作者: 夹小欣 | 来源:发表于2017-11-03 14:52 被阅读549次

    参考的原文地址,原文还有对CART的分析。
    这个代码用的是误差平方和最小,对连续值进行了二分,可以处理0,1离散值,不能‘好,不好’这种字符串表示特征。

    #!/usr/bin/env python2
    # -*- coding: utf-8 -*-
    import numpy as np
    import pickle
    # =============================================================================
    # 创建CART树(回归树或模型树)
    # 输入:数据集data,叶子节点形式leafType:regressLeaf(回归树)、modelLeaf(模型树)
    # 损失函数errType:误差平方和也分为regressLeaf和modelLeaf
    # 用户自定义阈值参数:误差减少的阈值,子样本集应包含的最少样本个数
    # =============================================================================
    def CreateCart(data,leafType=regressLeaf,errType=regressErr,threshold=(1,4)):
    
        #寻找最优特征与最优切分点
        feature,value = ChooseBest(data,leafType,errType,threshold)

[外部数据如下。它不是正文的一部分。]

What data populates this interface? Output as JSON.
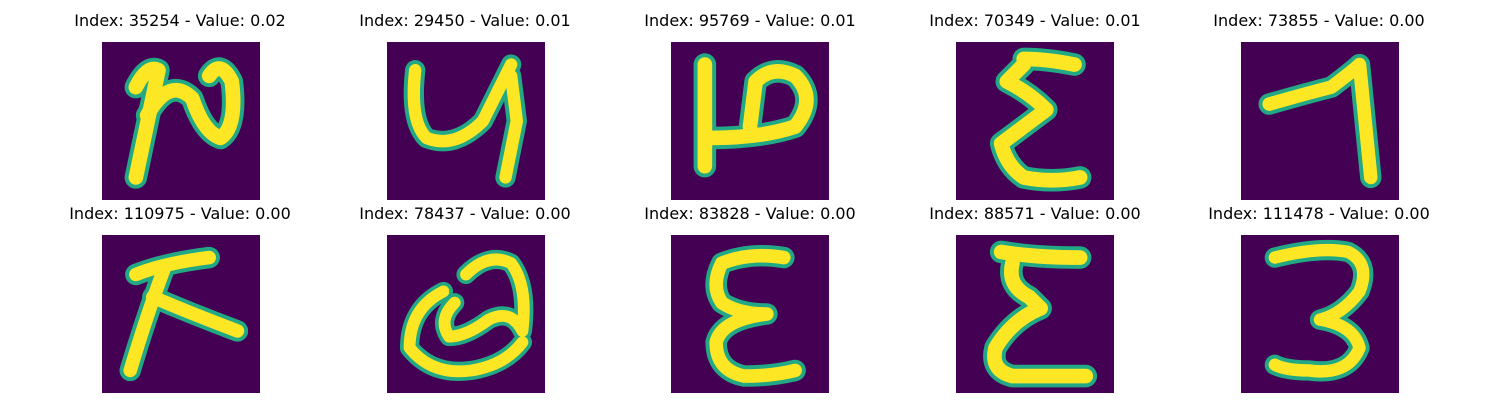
{
  "colors": {
    "background": "#440154",
    "stroke_edge": "#22a884",
    "stroke_core": "#fde725"
  },
  "panels": [
    {
      "title": "Index: 35254 - Value: 0.02",
      "glyph": "handwritten-n-shape"
    },
    {
      "title": "Index: 29450 - Value: 0.01",
      "glyph": "handwritten-y-shape"
    },
    {
      "title": "Index: 95769 - Value: 0.01",
      "glyph": "handwritten-sideways-p-shape"
    },
    {
      "title": "Index: 70349 - Value: 0.01",
      "glyph": "handwritten-sigma-shape"
    },
    {
      "title": "Index: 73855 - Value: 0.00",
      "glyph": "handwritten-seven-shape"
    },
    {
      "title": "Index: 110975 - Value: 0.00",
      "glyph": "handwritten-k-shape"
    },
    {
      "title": "Index: 78437 - Value: 0.00",
      "glyph": "handwritten-a-shape"
    },
    {
      "title": "Index: 83828 - Value: 0.00",
      "glyph": "handwritten-epsilon-shape"
    },
    {
      "title": "Index: 88571 - Value: 0.00",
      "glyph": "handwritten-sigma-shape"
    },
    {
      "title": "Index: 111478 - Value: 0.00",
      "glyph": "handwritten-three-shape"
    }
  ]
}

        #停止条件:当结点的样本个数小于阈值,或基尼指数小于阈值,或者没有更多特征时停止
        if feature == None:
            return value
        returnTree = {}
        returnTree['bestSplitFeature'] = feature
        returnTree['bestSplitValue'] = value
        leftSet,rightSet = binarySplit(data,feature,value)

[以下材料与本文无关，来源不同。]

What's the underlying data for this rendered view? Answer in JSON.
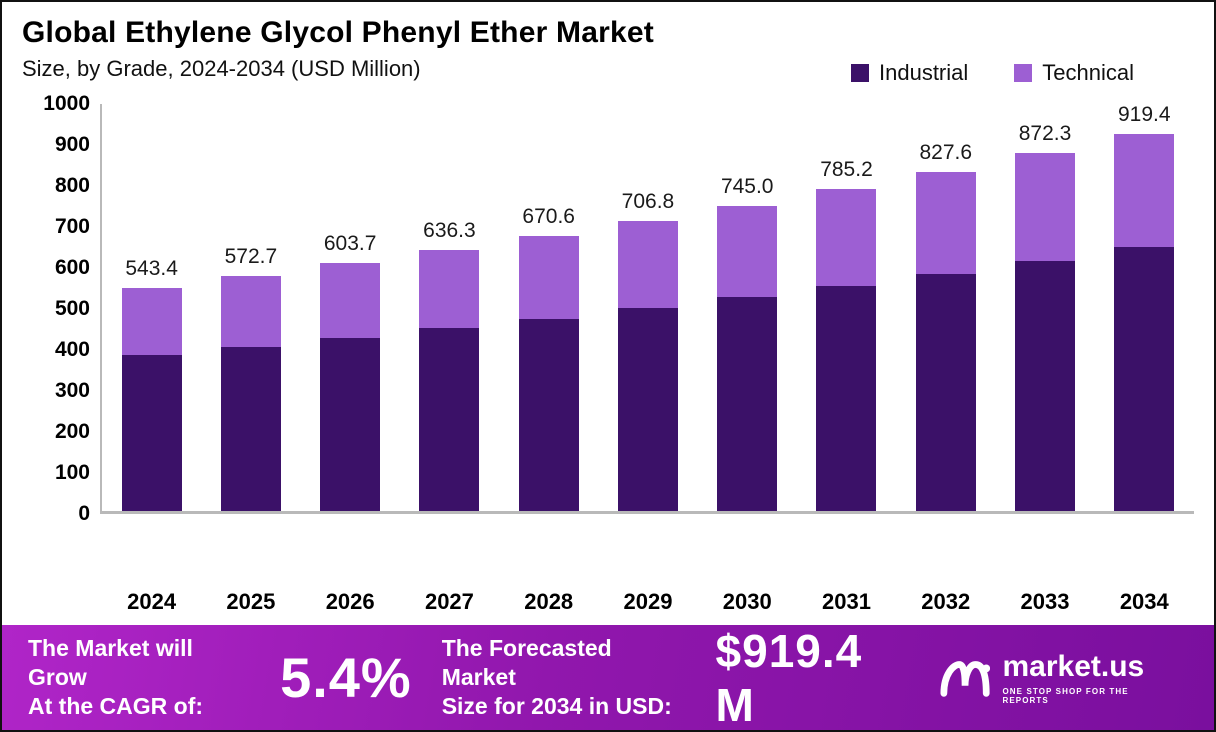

        returnTree['left'] = leftSet
        returnTree['right'] = rightSet
        return returnTree
    
    def ChooseBest(data,leafType,errType,threshold):
        thresholdErr, thresholdSamples = threshold[0],threshold[1]

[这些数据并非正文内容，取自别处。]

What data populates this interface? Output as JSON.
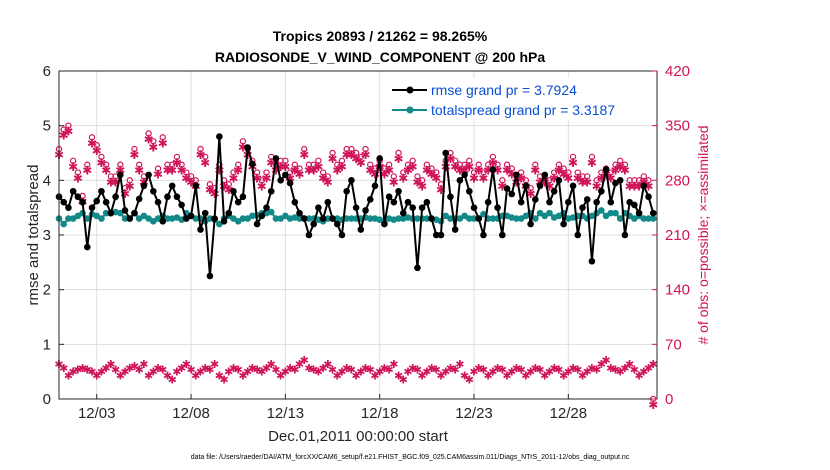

        #数据中输出相同,不需要继续划分树,输出平均值
        #需要将np array转换成list再做set
        if len(set(data[:,-1].T.tolist()[0])) == 1:
            #回归树返回叶子平均值,模型树返回系数
            return None,leafType(data)
        m,n = data.shape()
        #分别处理回归树、模型树的err计算方法
        Err = errType(data)
        bestErr, bestFindex, bestFval = np.Inf,0,0
        #对于每个特征,根据每个取值将data划分成两个子集,计算两个子集的err
        #取所有可能划分点中,err最小的特征和结点,作为划分点
        #同时,保证划分的子集中样本个数大于阈值thresholdSamples
        #这种划分方式适用于连续型数据,标称型数据如果不能比大小则要用id3的方式划分
        for findex in range(n-1):
            for fval in data[:,findex]:
                left,right = binarySplit(data,findex,fval)
                #阈值判断
                if (left.shape()[0]<thresholdSamples) or (right.shape()[0]<thresholdSamples):
                    continue
                temerr = errType(left) + errType(right)
                #更新最小误差
                if temerr < bestErr:
                    bestErr, bestFindex, bestFval = temerr,findex,fval
        #检验所选最优划分点的误差,与未划分时的差值是否小于阈值thresholdErr
        if Err - bestErr < thresholdErr:
            return None, leafType(data)
        
        return bestFindex,bestFval
                
    def binarySplit(data,findex, fval):
        #np.nonzero选取符合条件的非零值所在的每一纬度的下标
        left = data[np.nonzero(data[:,findex] <= fval)[0],:]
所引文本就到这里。